Same Analyzer detects entity in text but not in image
Describe the bug same Analyzer detects LOCATION entity token in text but fails to detect the same token in an image
To Reproduce
analyzer=AnalyzerEngine(nlp_engine=nlp_engine_with_french,
log_decision_process="true",supported_languages = ["fr","en"])
print(analyzer.analyze(text='VALENCE', language ="en"))
ImageAnalyzer = ImageAnalyzerEngine(analyzer_engine = analyzer)
engine = ImageRedactorEngine(image_analyzer_engine = ImageAnalyzer)
Expected behavior VALENCE is detected as location, even if I change the language, the text, lower-case etc... it is detected as LOCATION. If I use the same Analyzer to create an ImageAnalyzer, VALENCE should be detected as LOCATION if the word is there in the image.
Could it be the the OCR engine doesn't recognizer this text? Have you tried running tesseract on it to see the output?
since I have the log_decision_process to "true", the word "VALENCE" is there in the log
Edit: That being said, I created an empty image with just the word "VALENCE" on it, and it was detected as LOCATION. Does the detection depends on the words before and after ??
Yes, location is detected using a named entity recognition model. context words could certainly change the output. If you have a finite list of locations, you can create a deny list and pass it to the analyzer engine.
Yes, location is detected using a named entity recognition model. context words could certainly change the output.
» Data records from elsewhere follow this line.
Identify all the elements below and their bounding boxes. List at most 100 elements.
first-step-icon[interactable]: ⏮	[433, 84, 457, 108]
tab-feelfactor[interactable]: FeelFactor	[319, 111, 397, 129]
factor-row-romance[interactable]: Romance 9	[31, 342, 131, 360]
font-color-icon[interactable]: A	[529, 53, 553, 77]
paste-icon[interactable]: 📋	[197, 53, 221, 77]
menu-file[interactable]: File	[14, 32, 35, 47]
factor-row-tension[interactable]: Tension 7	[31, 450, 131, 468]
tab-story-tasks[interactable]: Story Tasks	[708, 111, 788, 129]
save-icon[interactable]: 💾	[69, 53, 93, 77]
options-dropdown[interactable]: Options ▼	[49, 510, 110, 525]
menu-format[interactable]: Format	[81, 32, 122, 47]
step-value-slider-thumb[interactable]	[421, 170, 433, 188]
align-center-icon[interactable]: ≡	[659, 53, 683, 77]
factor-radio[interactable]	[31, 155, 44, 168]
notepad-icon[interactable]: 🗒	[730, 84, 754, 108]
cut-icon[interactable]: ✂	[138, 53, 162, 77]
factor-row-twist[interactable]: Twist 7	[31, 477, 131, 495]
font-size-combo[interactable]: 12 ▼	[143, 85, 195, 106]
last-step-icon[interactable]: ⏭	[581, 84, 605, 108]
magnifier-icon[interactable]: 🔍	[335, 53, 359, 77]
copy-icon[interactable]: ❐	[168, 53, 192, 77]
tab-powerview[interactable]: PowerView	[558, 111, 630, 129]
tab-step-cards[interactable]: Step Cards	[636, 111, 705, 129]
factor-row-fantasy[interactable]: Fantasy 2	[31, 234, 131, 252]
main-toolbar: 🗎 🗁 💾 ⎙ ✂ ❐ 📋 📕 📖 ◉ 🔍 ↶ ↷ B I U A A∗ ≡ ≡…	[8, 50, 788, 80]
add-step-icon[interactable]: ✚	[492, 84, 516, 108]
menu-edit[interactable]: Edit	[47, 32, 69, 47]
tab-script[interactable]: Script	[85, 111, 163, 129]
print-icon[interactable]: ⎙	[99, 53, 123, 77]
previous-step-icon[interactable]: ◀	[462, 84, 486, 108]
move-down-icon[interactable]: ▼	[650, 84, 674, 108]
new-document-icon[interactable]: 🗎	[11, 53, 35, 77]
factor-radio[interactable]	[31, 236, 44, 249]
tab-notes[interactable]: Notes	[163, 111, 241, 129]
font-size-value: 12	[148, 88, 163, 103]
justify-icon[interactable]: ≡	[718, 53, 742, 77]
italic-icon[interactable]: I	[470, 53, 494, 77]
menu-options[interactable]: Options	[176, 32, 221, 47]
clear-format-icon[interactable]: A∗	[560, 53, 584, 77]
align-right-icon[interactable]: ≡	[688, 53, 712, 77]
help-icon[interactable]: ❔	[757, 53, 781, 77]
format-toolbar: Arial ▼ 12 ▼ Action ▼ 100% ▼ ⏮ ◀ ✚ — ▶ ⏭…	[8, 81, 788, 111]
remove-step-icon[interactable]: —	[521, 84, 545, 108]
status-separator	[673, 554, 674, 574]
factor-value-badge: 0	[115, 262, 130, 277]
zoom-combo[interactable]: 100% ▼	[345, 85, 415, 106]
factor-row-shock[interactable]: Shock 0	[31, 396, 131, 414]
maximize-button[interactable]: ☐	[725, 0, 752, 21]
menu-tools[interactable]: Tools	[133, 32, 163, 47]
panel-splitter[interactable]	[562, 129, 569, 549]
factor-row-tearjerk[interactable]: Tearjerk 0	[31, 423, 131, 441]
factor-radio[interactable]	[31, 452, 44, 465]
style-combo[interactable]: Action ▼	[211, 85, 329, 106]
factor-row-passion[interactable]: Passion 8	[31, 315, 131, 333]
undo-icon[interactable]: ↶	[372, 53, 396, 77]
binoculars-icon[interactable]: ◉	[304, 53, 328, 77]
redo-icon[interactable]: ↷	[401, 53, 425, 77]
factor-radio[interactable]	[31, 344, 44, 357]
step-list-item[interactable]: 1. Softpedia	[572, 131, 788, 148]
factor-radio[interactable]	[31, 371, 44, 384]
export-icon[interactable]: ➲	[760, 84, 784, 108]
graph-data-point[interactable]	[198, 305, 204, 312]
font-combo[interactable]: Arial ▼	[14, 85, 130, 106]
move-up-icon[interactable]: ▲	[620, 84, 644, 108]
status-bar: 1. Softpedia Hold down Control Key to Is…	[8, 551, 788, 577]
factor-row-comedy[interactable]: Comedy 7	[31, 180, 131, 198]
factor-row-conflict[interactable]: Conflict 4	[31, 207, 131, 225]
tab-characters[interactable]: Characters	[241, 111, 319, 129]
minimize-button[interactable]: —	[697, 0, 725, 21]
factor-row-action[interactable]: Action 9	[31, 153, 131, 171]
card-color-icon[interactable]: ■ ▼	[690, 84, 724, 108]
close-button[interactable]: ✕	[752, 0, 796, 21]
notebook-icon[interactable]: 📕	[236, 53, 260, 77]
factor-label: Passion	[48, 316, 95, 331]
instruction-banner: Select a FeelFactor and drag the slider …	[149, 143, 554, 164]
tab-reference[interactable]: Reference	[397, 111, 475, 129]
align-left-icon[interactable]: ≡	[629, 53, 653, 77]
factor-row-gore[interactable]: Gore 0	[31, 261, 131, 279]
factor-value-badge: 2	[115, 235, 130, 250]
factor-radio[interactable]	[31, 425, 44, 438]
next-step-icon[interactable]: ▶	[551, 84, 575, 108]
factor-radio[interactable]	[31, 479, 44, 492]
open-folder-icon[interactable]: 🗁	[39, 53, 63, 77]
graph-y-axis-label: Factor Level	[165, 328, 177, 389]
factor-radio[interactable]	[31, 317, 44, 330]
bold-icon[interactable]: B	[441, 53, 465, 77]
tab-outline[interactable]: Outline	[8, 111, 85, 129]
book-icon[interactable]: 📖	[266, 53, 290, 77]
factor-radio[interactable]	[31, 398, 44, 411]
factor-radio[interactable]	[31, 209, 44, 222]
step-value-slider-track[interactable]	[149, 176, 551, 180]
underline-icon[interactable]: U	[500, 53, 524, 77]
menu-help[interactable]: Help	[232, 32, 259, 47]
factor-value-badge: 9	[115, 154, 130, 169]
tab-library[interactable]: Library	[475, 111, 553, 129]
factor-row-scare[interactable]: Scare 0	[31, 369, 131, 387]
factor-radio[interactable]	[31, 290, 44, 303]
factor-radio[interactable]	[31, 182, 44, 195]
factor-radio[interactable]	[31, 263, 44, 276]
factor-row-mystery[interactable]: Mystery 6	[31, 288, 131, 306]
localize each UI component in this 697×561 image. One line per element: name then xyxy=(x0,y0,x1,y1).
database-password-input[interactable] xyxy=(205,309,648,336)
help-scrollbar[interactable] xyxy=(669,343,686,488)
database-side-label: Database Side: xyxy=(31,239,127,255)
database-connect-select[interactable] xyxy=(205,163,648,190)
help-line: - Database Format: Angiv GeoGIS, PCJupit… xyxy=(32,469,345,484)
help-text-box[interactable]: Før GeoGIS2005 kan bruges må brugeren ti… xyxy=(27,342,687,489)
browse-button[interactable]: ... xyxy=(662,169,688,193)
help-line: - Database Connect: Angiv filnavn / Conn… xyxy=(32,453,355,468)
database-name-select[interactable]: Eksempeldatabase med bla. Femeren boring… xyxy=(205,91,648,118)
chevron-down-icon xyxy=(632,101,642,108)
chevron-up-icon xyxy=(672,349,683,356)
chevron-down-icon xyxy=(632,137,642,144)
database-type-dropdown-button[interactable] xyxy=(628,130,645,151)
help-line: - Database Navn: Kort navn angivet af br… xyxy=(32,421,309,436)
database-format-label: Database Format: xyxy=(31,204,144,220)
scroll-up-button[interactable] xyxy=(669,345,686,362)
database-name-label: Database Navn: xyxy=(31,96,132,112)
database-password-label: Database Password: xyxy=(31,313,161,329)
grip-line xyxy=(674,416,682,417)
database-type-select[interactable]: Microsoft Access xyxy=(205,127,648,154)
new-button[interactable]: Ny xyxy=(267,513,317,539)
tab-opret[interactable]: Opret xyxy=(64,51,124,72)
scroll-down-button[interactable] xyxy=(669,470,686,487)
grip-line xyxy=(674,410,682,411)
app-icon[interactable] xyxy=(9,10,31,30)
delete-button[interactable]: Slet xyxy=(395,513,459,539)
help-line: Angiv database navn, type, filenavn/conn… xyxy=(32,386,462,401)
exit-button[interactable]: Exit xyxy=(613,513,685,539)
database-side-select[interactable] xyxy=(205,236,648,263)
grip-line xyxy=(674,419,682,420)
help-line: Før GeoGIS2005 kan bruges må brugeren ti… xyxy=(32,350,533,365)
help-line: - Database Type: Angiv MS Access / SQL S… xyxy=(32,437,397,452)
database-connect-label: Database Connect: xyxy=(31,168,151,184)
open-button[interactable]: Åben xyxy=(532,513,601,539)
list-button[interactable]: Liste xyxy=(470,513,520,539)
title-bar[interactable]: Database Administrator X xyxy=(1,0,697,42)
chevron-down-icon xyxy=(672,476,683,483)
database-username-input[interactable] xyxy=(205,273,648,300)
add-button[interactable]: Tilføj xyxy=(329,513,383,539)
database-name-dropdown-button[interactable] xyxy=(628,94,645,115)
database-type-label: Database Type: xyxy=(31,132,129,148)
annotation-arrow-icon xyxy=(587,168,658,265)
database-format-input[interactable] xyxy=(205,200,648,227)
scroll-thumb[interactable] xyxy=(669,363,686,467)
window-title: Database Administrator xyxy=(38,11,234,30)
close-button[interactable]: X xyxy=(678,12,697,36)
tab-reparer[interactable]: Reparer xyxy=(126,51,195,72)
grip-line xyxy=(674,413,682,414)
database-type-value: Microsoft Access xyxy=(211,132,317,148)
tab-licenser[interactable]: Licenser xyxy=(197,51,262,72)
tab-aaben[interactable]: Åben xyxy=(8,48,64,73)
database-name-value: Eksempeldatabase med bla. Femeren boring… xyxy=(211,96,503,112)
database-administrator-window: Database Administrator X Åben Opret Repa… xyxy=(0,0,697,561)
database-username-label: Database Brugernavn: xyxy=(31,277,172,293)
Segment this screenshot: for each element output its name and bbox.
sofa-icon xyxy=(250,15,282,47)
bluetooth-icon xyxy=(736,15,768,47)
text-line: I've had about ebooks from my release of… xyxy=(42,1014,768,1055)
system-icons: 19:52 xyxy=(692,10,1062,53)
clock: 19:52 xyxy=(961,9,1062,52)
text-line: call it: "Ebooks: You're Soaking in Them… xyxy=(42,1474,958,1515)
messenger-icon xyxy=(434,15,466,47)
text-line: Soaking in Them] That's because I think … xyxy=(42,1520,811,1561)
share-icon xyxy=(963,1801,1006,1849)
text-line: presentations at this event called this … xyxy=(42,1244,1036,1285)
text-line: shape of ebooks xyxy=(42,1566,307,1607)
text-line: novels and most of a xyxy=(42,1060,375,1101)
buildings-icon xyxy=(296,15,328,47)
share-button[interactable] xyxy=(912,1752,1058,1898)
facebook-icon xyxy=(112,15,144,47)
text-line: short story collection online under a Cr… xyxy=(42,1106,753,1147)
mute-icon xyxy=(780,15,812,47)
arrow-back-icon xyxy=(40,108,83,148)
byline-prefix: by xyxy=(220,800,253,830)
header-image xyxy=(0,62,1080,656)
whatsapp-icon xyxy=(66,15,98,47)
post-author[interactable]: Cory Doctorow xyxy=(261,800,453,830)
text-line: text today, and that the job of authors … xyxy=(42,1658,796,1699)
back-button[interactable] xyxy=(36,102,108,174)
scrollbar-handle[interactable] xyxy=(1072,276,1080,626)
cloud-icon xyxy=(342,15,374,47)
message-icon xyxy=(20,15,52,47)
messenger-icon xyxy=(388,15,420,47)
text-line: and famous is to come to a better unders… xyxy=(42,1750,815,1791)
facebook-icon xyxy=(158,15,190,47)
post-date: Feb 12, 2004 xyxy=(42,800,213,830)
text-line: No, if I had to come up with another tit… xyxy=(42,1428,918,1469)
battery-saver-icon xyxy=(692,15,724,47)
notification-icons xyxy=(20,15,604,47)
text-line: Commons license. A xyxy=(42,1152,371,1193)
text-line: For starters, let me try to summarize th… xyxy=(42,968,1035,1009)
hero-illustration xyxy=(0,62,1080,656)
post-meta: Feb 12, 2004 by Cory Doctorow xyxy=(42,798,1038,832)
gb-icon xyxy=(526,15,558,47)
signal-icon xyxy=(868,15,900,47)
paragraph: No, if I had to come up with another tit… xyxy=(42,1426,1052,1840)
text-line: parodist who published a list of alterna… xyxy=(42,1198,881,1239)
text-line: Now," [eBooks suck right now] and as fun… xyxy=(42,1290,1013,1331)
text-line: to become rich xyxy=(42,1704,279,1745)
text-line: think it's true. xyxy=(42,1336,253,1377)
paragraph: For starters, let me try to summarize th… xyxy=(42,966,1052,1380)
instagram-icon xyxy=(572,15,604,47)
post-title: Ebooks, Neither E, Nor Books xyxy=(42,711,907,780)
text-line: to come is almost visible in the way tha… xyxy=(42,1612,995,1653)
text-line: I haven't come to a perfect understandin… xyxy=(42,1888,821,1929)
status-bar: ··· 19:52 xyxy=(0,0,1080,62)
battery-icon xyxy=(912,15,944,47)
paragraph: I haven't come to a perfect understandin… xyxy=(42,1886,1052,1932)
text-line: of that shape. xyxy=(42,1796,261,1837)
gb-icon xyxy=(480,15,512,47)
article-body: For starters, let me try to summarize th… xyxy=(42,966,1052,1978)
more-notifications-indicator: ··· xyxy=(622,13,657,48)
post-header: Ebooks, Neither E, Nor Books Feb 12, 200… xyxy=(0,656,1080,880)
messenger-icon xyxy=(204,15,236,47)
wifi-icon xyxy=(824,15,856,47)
If you have a finite list of locations, you can create a deny list and pass it to the analyzer engine.
Thanks for your reply. I actually have that already in my code but I still don't detect this one location. I think the problem is deeper, something about that exact document makes it problematic. In my deny list though I have the locations first letter Capital, in the document it is written all in CAPITAL letters, not sure if this is a problem.